Today the US military is one of the largest in the world by a number of personnel, with over 1.4 million active-duty servicemembers and another 850,000 in reserve. However, even this is dwarfed by the total number of Americans who served during WWII. There were new units being created continuously to manage such a large amount of people. These units needed insignia, which is why the US military turned to Disney for their artistic skills.
During WWII 16 million Americans served in the US military, which, if it was a country, would have had the 72nd largest population on the planet. This mind-boggling amount needed some seriously complex organization to maintain order and cohesion. Units are a part of this organizational system and help divide people up depending on their role and position within the military.
At this scale, many, many units were necessary, all of which needed their own unique insignia.
The artists at Walt Disney Animation Studios were the perfect answer to this.
In the 1940s Disney was already a regular box-office topper. Although it wasn’t quite Avengers: Endgame level, releases like Snow White and the Seven Dwarfs (1937), Pinocchio (1940), Fantasia (also in 1940), and Dumbo (1941) were all about as successful as can be considering the worldwide turmoil at the time.
In addition to their feature-length films, Disney’s short movies also proved to be massively popular and Mickey Mouse was already a global icon. In fact, Mickey Mouse had appeared on US Navy Reserve insignia before the war had begun.
This started a trend of Disney-related cartoons being used in the US military and in particular the Navy. To begin with, these weren’t approved by Disney, but they eventually set five artists on the job of keeping up with the military’s insignia demands.
The Dixie-class destroyer tender USS Piedmont (AD-17) was a vessel with a Disney-themed insignia.

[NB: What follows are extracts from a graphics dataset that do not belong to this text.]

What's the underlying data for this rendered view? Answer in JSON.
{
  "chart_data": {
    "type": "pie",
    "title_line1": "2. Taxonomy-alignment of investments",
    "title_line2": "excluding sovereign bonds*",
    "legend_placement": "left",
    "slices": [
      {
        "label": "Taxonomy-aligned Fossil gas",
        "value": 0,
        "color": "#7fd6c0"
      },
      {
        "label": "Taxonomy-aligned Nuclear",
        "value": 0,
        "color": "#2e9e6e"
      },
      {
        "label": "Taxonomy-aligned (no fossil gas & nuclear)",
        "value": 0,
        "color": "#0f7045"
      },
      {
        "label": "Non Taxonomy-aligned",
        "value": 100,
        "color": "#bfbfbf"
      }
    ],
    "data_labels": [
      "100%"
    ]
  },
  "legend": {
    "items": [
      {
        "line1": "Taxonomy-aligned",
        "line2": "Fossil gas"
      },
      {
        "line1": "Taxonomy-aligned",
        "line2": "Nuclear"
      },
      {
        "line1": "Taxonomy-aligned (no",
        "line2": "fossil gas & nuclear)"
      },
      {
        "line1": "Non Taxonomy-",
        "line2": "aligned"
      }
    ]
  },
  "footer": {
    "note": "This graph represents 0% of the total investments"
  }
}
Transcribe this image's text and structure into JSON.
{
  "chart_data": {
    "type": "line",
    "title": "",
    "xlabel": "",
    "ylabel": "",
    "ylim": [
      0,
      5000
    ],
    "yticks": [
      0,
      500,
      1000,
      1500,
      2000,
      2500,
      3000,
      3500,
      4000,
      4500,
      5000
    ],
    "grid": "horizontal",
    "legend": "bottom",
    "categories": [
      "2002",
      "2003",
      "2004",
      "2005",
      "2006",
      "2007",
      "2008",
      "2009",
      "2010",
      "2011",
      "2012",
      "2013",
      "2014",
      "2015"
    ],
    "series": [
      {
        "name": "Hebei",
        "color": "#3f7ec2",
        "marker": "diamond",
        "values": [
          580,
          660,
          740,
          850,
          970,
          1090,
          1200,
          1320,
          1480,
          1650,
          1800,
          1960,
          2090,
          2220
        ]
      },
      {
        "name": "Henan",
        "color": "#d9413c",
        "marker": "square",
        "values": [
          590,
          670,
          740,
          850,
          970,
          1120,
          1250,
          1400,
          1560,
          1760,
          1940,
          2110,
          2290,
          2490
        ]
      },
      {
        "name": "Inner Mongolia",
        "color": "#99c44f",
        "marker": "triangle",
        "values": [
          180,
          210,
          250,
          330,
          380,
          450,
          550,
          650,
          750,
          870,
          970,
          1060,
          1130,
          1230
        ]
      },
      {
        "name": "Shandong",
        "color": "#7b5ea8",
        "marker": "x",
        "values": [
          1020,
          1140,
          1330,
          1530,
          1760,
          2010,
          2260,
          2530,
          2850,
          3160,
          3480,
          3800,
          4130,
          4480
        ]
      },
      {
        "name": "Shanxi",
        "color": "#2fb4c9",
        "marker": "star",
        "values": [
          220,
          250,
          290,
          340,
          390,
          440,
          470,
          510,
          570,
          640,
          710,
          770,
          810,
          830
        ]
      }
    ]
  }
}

Commissioned in January 1944, the ship had the important role of servicing and maintaining active-duty destroyers to ensure they were always fit for combat.
Piedmont operated in the Pacific Theater and was vital in servicing destroyers in the later intense battles of the war in the Pacific. She served in Korea and Vietnam after WWII.
The ship’s insignia features Doc from Snow White and the Seven Dwarfs wearing a sailor’s cap and surrounded by tools to fix a destroyer. In the image, the crew’s work is represented by Doc, who is holding and repairing a vessel.
Aviation Repair Unit 1
Another maintenance-based unit, Aviation Repair Unit 1’s insignia is inspired by Disney’s short film Three Little Pigs, which was released in 1933. In this short three pigs, Fiddler Pig, Fifer Pig and Practical Pig face off against the Big Bad Wolf.
Practical Pig is an obvious choice for Aviation Repair Unit 1’s insignia, and he is seen repairing an aircraft.
MAS El Toro
The Marine Corps Air Station El Toro in California used a Disney-designed logo as their base logo. In the logo, a flying bull is displayed with the Marine Corps Eagle, Globe, and Anchor on its muscular shoulder. This was a particular choice, as El Toro is Spanish for “The Bull.”
The airbase was located around 60 miles south of Walt Disney Animation Studios in Burbank and was presented the insignia by Walt Disney himself. It was used as MAS El Toro’s logo until the base closed in 1999.
USS Wasp (CV-7) was an aircraft carrier constructed in the late 1930s and was unique for being the only ship in its class. It was only built because the US had left-over tonnage allowed to be used on aircraft carriers, as dictated by treaties at the time.
She was smaller than the Yorktown and Essex-class carriers. After being relocated from the Atlantic, she was sunk by a Japanese submarine after supporting the invasion of Guadalcanal.
Wasp’s insignia represented the small-but capable vessel with a wasp in a Navy uniform sporting boxing gloves.